A fee collection station on the HCMC-Trung Luong exprerssway, which links the city to Tien Giang and Long An Provinces (Photo: Tuoi Tre)
“This high fee, along with other expenses including lending interest, will push operating costs up to such an extent that it cannot be endured by most businesses,” Thao said.
Meanwhile, the rates proposed by the ministry for road maintenance fee are too high and will further worsen the burden on businesses, Thao said.

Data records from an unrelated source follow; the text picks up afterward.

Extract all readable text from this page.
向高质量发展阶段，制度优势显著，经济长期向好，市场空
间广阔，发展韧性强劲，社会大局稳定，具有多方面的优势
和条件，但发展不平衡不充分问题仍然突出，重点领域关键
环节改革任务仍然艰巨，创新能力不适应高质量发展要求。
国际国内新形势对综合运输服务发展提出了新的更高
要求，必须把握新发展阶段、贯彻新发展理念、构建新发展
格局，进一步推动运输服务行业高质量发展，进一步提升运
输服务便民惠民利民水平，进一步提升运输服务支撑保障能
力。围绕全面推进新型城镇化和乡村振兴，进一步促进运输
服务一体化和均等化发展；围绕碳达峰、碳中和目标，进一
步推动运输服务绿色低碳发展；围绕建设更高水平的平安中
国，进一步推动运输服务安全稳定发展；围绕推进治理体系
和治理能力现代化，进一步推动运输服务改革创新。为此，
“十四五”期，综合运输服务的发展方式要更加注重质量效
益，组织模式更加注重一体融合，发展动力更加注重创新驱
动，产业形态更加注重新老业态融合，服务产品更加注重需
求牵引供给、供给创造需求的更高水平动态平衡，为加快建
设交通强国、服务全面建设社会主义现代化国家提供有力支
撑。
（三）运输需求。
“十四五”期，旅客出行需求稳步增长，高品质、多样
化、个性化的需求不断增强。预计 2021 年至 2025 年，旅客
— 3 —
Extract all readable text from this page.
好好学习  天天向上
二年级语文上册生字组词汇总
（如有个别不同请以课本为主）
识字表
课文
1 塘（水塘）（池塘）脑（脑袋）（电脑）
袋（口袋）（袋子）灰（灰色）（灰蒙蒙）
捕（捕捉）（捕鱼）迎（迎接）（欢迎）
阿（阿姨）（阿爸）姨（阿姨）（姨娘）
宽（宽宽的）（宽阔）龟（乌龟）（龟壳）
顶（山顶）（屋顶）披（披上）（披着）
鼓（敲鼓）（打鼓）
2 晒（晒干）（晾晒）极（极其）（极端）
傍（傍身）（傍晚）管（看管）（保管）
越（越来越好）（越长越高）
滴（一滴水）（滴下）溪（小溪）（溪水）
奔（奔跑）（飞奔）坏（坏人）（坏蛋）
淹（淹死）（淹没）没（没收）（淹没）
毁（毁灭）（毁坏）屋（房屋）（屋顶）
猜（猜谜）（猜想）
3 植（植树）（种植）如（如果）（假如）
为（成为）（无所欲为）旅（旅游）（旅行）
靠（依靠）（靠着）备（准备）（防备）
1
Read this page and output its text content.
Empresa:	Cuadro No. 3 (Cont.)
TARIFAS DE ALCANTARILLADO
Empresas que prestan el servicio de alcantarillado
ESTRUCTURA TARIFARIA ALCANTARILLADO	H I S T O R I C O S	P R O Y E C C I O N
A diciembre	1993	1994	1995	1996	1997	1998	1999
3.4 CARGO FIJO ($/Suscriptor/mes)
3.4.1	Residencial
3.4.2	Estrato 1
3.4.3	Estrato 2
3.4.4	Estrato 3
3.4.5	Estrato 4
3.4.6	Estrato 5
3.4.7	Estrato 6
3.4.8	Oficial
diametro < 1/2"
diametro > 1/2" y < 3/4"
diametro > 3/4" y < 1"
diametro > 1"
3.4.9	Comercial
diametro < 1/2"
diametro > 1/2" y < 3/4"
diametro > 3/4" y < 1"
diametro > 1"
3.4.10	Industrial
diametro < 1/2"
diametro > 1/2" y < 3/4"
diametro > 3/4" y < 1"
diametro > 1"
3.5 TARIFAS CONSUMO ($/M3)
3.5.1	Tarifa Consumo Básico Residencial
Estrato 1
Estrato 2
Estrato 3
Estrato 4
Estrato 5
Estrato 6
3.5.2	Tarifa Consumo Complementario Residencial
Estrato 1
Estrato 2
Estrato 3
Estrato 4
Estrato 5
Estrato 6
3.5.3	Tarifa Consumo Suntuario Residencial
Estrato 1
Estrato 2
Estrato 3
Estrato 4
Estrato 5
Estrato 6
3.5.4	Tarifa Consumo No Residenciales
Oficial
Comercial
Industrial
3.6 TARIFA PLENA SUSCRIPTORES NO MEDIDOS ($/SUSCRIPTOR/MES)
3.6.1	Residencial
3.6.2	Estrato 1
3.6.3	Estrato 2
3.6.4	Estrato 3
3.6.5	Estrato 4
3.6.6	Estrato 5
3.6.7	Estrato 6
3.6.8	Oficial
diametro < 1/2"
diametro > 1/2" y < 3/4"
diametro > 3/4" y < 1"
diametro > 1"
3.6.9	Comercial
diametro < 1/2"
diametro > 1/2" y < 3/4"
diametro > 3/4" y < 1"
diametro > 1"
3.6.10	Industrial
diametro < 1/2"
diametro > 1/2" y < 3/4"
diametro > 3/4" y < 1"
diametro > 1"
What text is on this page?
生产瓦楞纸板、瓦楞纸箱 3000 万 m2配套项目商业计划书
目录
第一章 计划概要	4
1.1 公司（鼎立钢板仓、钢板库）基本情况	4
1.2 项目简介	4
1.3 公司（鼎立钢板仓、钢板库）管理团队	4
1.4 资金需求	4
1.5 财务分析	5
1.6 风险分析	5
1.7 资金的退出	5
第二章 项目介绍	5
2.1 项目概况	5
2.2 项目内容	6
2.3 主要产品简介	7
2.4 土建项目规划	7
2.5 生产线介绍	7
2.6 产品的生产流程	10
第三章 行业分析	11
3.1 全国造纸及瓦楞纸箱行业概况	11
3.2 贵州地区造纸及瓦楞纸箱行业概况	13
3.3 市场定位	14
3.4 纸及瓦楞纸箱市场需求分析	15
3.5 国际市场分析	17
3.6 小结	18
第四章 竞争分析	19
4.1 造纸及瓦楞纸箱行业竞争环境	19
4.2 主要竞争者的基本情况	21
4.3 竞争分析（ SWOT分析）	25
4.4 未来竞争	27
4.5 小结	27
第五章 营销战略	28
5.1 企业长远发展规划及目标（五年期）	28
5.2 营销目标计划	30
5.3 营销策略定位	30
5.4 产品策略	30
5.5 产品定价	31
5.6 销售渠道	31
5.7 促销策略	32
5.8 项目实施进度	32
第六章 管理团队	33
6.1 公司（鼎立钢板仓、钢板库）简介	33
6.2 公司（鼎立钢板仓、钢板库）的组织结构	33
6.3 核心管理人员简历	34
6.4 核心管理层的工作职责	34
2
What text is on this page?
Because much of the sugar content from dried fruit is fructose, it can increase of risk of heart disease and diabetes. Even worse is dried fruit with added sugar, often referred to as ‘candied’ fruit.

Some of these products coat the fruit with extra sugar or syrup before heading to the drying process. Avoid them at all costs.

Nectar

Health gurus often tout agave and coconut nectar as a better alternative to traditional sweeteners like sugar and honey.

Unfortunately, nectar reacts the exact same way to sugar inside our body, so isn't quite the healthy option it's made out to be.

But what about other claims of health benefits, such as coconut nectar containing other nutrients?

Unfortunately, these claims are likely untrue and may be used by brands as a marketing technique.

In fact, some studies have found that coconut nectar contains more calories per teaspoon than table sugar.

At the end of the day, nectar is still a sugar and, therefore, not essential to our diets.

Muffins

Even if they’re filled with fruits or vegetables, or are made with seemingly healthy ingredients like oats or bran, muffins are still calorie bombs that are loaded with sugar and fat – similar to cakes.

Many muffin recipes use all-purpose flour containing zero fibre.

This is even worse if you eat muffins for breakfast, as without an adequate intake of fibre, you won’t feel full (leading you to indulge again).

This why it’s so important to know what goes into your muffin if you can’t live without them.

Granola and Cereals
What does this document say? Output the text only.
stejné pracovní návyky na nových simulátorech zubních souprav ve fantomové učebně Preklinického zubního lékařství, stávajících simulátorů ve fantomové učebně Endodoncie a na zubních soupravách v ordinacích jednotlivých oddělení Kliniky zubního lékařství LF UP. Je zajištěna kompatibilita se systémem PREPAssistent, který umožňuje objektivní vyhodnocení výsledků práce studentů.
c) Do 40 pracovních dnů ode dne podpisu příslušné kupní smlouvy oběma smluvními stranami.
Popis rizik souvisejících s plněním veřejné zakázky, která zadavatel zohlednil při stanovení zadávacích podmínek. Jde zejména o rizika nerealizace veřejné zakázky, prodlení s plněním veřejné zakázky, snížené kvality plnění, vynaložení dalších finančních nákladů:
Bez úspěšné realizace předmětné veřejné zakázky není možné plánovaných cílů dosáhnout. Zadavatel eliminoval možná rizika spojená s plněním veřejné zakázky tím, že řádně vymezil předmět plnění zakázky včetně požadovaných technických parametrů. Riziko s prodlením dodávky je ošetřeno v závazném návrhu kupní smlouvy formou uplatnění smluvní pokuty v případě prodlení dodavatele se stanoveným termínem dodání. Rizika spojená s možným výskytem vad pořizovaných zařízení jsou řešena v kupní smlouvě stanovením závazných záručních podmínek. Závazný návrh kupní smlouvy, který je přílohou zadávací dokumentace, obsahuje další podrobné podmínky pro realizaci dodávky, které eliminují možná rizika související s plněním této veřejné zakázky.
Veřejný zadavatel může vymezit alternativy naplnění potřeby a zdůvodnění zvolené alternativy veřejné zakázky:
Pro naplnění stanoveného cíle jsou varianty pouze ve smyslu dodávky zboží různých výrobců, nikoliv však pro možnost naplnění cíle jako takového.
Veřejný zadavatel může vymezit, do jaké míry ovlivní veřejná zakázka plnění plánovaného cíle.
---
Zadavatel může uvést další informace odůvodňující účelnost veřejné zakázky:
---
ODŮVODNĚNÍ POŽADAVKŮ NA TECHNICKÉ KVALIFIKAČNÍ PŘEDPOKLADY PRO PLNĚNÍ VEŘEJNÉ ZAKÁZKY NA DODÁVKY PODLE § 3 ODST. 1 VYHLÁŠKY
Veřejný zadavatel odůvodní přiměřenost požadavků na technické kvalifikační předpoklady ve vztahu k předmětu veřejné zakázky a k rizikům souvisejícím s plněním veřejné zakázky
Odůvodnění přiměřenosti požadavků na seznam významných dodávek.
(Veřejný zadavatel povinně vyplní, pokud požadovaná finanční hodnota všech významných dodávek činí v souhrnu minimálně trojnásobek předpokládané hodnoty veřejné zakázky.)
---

Ha Thanh Son, director of a transporting firm, said, “Traffic fees accounts for 19 percent of our company’s revenue. To survive, we want to add the fees to the freight rates, but we cannot because our customers want the freight to be kept unchanged.”
NA’s decision needed
Dinh Nan Dinh, deputy chairman of the HCMC Goods Transport Association, said that under the Law on Road Traffic, the road maintenance fund must be first provided by the State budget before being supported by revenue related to the use of roads.
Meanwhile, the Transport Ministry and Finance keep relying on the maintenance road fee as the first source to feed the fund, Dinh said.
Dr. Tran Du Lich, deputy head of the NA’s HCMC deputy delegation, agreed with Dinh and pointed out that the fee is actually “a kind of tax levied on assets that are motorized vehicles,” since road users will not be provided with any specific service for which they have to pay a fee.
He also warned against confusion between “fee” and “tax”.
“If the State builds a new road that is better than the current ones and if people choose to use that new road instead of the old ones, then the State will collect from road users an amount of money that is called a fee,” he explained.
A section of the road that leads to the HCMC-Trung Luong expressway has been damaged for the past few months. (Photo: Tuoi Tre)
Lich demanded that the fee, which directly affects people’s income, must be considered and regulated by the National Assembly, not by any other agency.
Lawyer Truong Trong Nghia, vice chairman of the Vietnam Bar Federation, said the fee must be legal, reasonable and affordable and its use must be publicized and supervised.
“Fee collection must be transparent and there should be a mechanism for it. If the collected fee is used ineffectively, leading to road damage or degradation, the persons in charge of the road maintenance fund must resign from their posts,” the lawyer said.
Nguyen Ngoc Lu, a senior expert in the transport sector, said Vietnam has applied a fee on users of petrol and oil, which has been named “environmental tax,” but how much money has been collected and how the revenue has been used remained unannounced to the public.
Therefore, it is easy to understand why people feel ill at ease when they are asked to pay one more fee in the future, Lu said.
Dr. Lich told the seminar that he would refer all the opinions raised at the seminar to the NA at its session scheduled to start on May 21, 2012.
|Road maintenance fee rates |
According to the Transport Ministry’s proposal, a rate of VND180,000 (US$8.65) per month will be levied on under-12-seat cars and under-2-ton trucks, while the highest rate, VND1.44 million ($69.2) per month, will be applied to over-18-ton trucks and 40’’ container trucks.
The rate will be VND80,000-120,000 per year for motorbikes.
The Hanoi Transport Association has recently proposed that the fee be delayed until 2013 and that the fee rates be reduced by 60 percent. However, according to VnExpress newswires, the fee rates proposed by the ministry may be kept unchanged.